Emit ws-asyncapi events to connected clients from any process via the backplane

Readme

@ws-asyncapi/emitter

Emit ws-asyncapi events to connected clients from a process that isn't running a server — the @socket.io/redis-emitter equivalent. Perfect for microservices: a background job, billing service, or cron emits an event and clients connected to your gateway receive it.

How it works

Hand the emitter a backplane shared with your running servers (a RedisBackplane pointed at the same Redis). The emitter publishes through it; each server's backplane delivers to its connected clients.
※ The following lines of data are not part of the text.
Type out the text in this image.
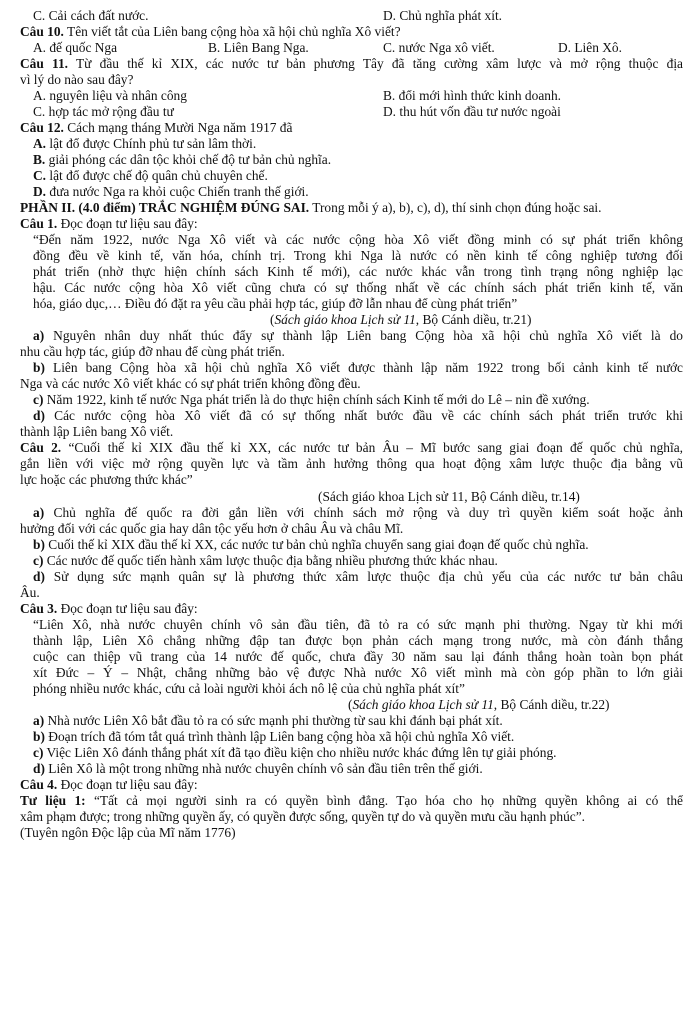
C. Cải cách đất nước.	D. Chủ nghĩa phát xít.
Câu 10. Tên viết tắt của Liên bang cộng hòa xã hội chủ nghĩa Xô viết?
A. đế quốc Nga	B. Liên Bang Nga.	C. nước Nga xô viết.	D. Liên Xô.
Câu 11. Từ đầu thế kỉ XIX, các nước tư bản phương Tây đã tăng cường xâm lược và mở rộng thuộc địa
vì lý do nào sau đây?
A. nguyên liệu và nhân công	B. đổi mới hình thức kinh doanh.
C. hợp tác mở rộng đầu tư	D. thu hút vốn đầu tư nước ngoài
Câu 12. Cách mạng tháng Mười Nga năm 1917 đã
A. lật đổ được Chính phủ tư sản lâm thời.
B. giải phóng các dân tộc khỏi chế độ tư bản chủ nghĩa.
C. lật đổ được chế độ quân chủ chuyên chế.
D. đưa nước Nga ra khỏi cuộc Chiến tranh thế giới.
PHẦN II. (4.0 điểm) TRẮC NGHIỆM ĐÚNG SAI. Trong mỗi ý a), b), c), d), thí sinh chọn đúng hoặc sai.
Câu 1. Đọc đoạn tư liệu sau đây:
“Đến năm 1922, nước Nga Xô viết và các nước cộng hòa Xô viết đồng minh có sự phát triển không
đồng đều về kinh tế, văn hóa, chính trị. Trong khi Nga là nước có nền kinh tế công nghiệp tương đối
phát triển (nhờ thực hiện chính sách Kinh tế mới), các nước khác vẫn trong tình trạng nông nghiệp lạc
hậu. Các nước cộng hòa Xô viết cũng chưa có sự thống nhất về các chính sách phát triển kinh tế, văn
hóa, giáo dục,… Điều đó đặt ra yêu cầu phải hợp tác, giúp đỡ lẫn nhau để cùng phát triển”
(Sách giáo khoa Lịch sử 11, Bộ Cánh diều, tr.21)
a) Nguyên nhân duy nhất thúc đẩy sự thành lập Liên bang Cộng hòa xã hội chủ nghĩa Xô viết là do
nhu cầu hợp tác, giúp đỡ nhau để cùng phát triển.
b) Liên bang Cộng hòa xã hội chủ nghĩa Xô viết được thành lập năm 1922 trong bối cảnh kinh tế nước
Nga và các nước Xô viết khác có sự phát triển không đồng đều.
c) Năm 1922, kinh tế nước Nga phát triển là do thực hiện chính sách Kinh tế mới do Lê – nin đề xướng.
d) Các nước cộng hòa Xô viết đã có sự thống nhất bước đầu về các chính sách phát triển trước khi
thành lập Liên bang Xô viết.
Câu 2. “Cuối thế kỉ XIX đầu thế kỉ XX, các nước tư bản Âu – Mĩ bước sang giai đoạn đế quốc chủ nghĩa,
gắn liền với việc mở rộng quyền lực và tầm ảnh hưởng thông qua hoạt động xâm lược thuộc địa bằng vũ
lực hoặc các phương thức khác”
(Sách giáo khoa Lịch sử 11, Bộ Cánh diều, tr.14)
a) Chủ nghĩa đế quốc ra đời gắn liền với chính sách mở rộng và duy trì quyền kiểm soát hoặc ảnh
hưởng đối với các quốc gia hay dân tộc yếu hơn ở châu Âu và châu Mĩ.
b) Cuối thế kỉ XIX đầu thế kỉ XX, các nước tư bản chủ nghĩa chuyển sang giai đoạn đế quốc chủ nghĩa.
c) Các nước đế quốc tiến hành xâm lược thuộc địa bằng nhiều phương thức khác nhau.
d) Sử dụng sức mạnh quân sự là phương thức xâm lược thuộc địa chủ yếu của các nước tư bản châu
Âu.
Câu 3. Đọc đoạn tư liệu sau đây:
“Liên Xô, nhà nước chuyên chính vô sản đầu tiên, đã tỏ ra có sức mạnh phi thường. Ngay từ khi mới
thành lập, Liên Xô chẳng những đập tan được bọn phản cách mạng trong nước, mà còn đánh thắng
cuộc can thiệp vũ trang của 14 nước đế quốc, chưa đầy 30 năm sau lại đánh thắng hoàn toàn bọn phát
xít Đức – Ý – Nhật, chẳng những bảo vệ được Nhà nước Xô viết mình mà còn góp phần to lớn giải
phóng nhiều nước khác, cứu cả loài người khỏi ách nô lệ của chủ nghĩa phát xít”
(Sách giáo khoa Lịch sử 11, Bộ Cánh diều, tr.22)
a) Nhà nước Liên Xô bắt đầu tỏ ra có sức mạnh phi thường từ sau khi đánh bại phát xít.
b) Đoạn trích đã tóm tắt quá trình thành lập Liên bang cộng hòa xã hội chủ nghĩa Xô viết.
c) Việc Liên Xô đánh thắng phát xít đã tạo điều kiện cho nhiều nước khác đứng lên tự giải phóng.
d) Liên Xô là một trong những nhà nước chuyên chính vô sản đầu tiên trên thế giới.
Câu 4. Đọc đoạn tư liệu sau đây:
Tư liệu 1: “Tất cả mọi người sinh ra có quyền bình đẳng. Tạo hóa cho họ những quyền không ai có thể
xâm phạm được; trong những quyền ấy, có quyền được sống, quyền tự do và quyền mưu cầu hạnh phúc”.
(Tuyên ngôn Độc lập của Mĩ năm 1776)
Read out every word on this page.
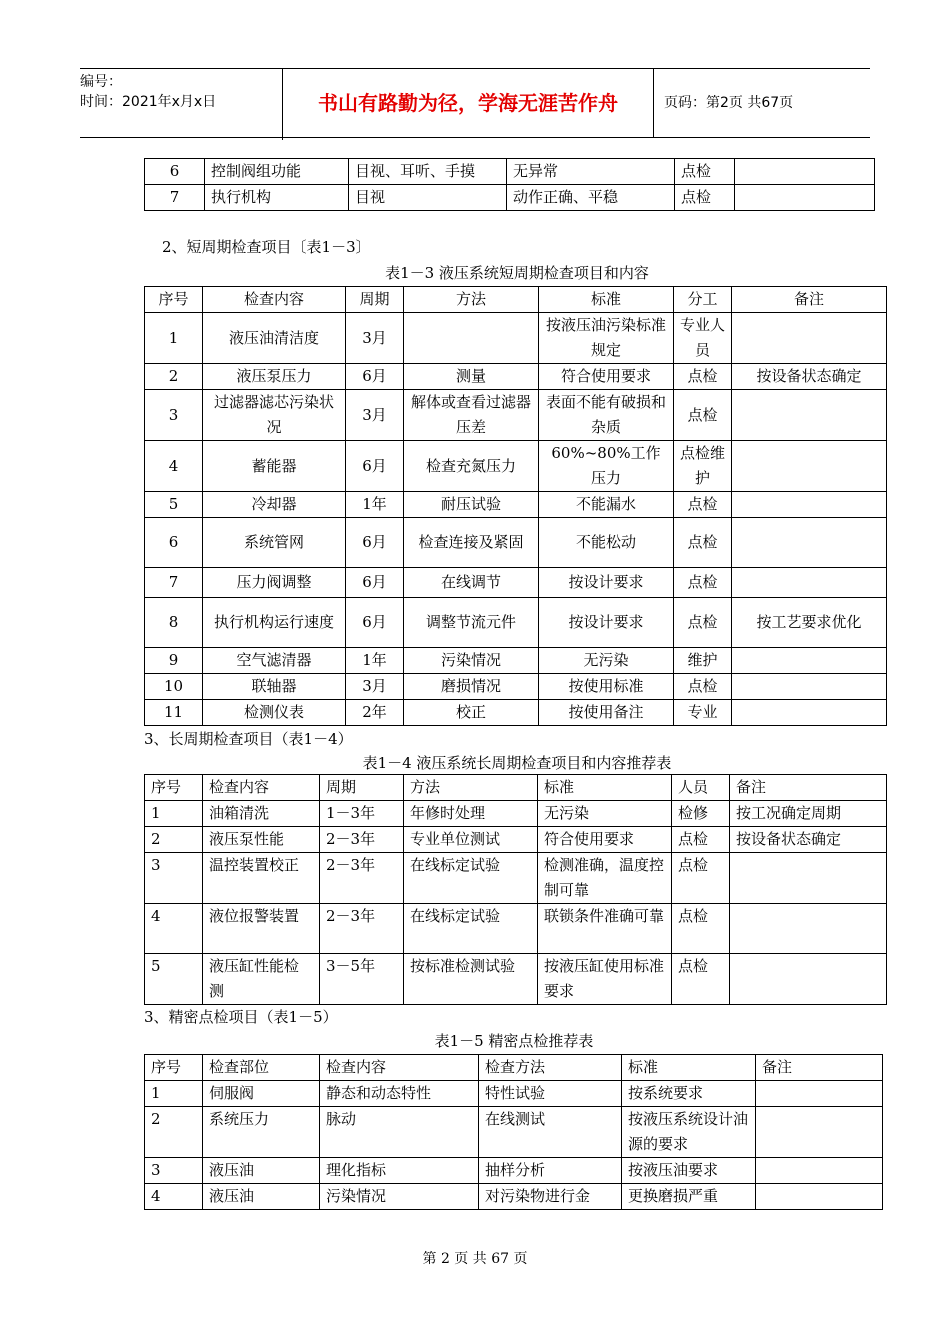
编号：
时间：2021年x月x日	书山有路勤为径，学海无涯苦作舟	页码：第2页 共67页
6	控制阀组功能	目视、耳听、手摸	无异常	点检	
7	执行机构	目视	动作正确、平稳	点检	
2、短周期检查项目〔表1－3〕
表1－3 液压系统短周期检查项目和内容
序号	检查内容	周期	方法	标准	分工	备注
1	液压油清洁度	3月		按液压油污染标准规定	专业人员	
2	液压泵压力	6月	测量	符合使用要求	点检	按设备状态确定
3	过滤器滤芯污染状况	3月	解体或查看过滤器压差	表面不能有破损和杂质	点检	
4	蓄能器	6月	检查充氮压力	60%~80%工作压力	点检维护	
5	冷却器	1年	耐压试验	不能漏水	点检	
6	系统管网	6月	检查连接及紧固	不能松动	点检	
7	压力阀调整	6月	在线调节	按设计要求	点检	
8	执行机构运行速度	6月	调整节流元件	按设计要求	点检	按工艺要求优化
9	空气滤清器	1年	污染情况	无污染	维护	
10	联轴器	3月	磨损情况	按使用标准	点检	
11	检测仪表	2年	校正	按使用备注	专业	
3、长周期检查项目（表1－4）
表1－4 液压系统长周期检查项目和内容推荐表
序号	检查内容	周期	方法	标准	人员	备注
1	油箱清洗	1－3年	年修时处理	无污染	检修	按工况确定周期
2	液压泵性能	2－3年	专业单位测试	符合使用要求	点检	按设备状态确定
3	温控装置校正	2－3年	在线标定试验	检测准确，温度控制可靠	点检	
4	液位报警装置	2－3年	在线标定试验	联锁条件准确可靠	点检	
5	液压缸性能检测	3－5年	按标准检测试验	按液压缸使用标准要求	点检	
3、精密点检项目（表1－5）
表1－5 精密点检推荐表
序号	检查部位	检查内容	检查方法	标准	备注
1	伺服阀	静态和动态特性	特性试验	按系统要求	
2	系统压力	脉动	在线测试	按液压系统设计油源的要求	
3	液压油	理化指标	抽样分析	按液压油要求	
4	液压油	污染情况	对污染物进行金	更换磨损严重	
第 2 页 共 67 页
Typed against your channel via typeof channel.

Installation

npm install @ws-asyncapi/emitter @ws-asyncapi/backplane-redis ws-asyncapi

Usage

import { RedisBackplane } from "@ws-asyncapi/backplane-redis";
import { createEmitter } from "@ws-asyncapi/emitter";
import type { chat } from "./contract"; // your Channel's type

const emitter = createEmitter<typeof chat>(
  new RedisBackplane({ url: "redis://localhost:6379" }),
);

// emit to a room — every client in room:1 across the cluster receives it
await emitter.publish("room:1", "message", { from: "billing", text: "payment received" });

// emit to a single socket by id
await emitter.toSocket(socketId, "message", { from: "system", text: "hi" });

Event names and payloads are inferred from the channel's serverMessage declarations, so a wrong event name or payload shape is a compile error.

API

  • createEmitter<typeof channel>(backplane, { codec? }){ publish, toSocket, close }
  • One-way only: emit to rooms / sockets. Acknowledgements, presence, and inbound messages require a running server (use an adapter for those).
  • The codec must match your servers' codec; recovery offsets are honored if the backplane has recovery enabled (so emitted events are replayable too).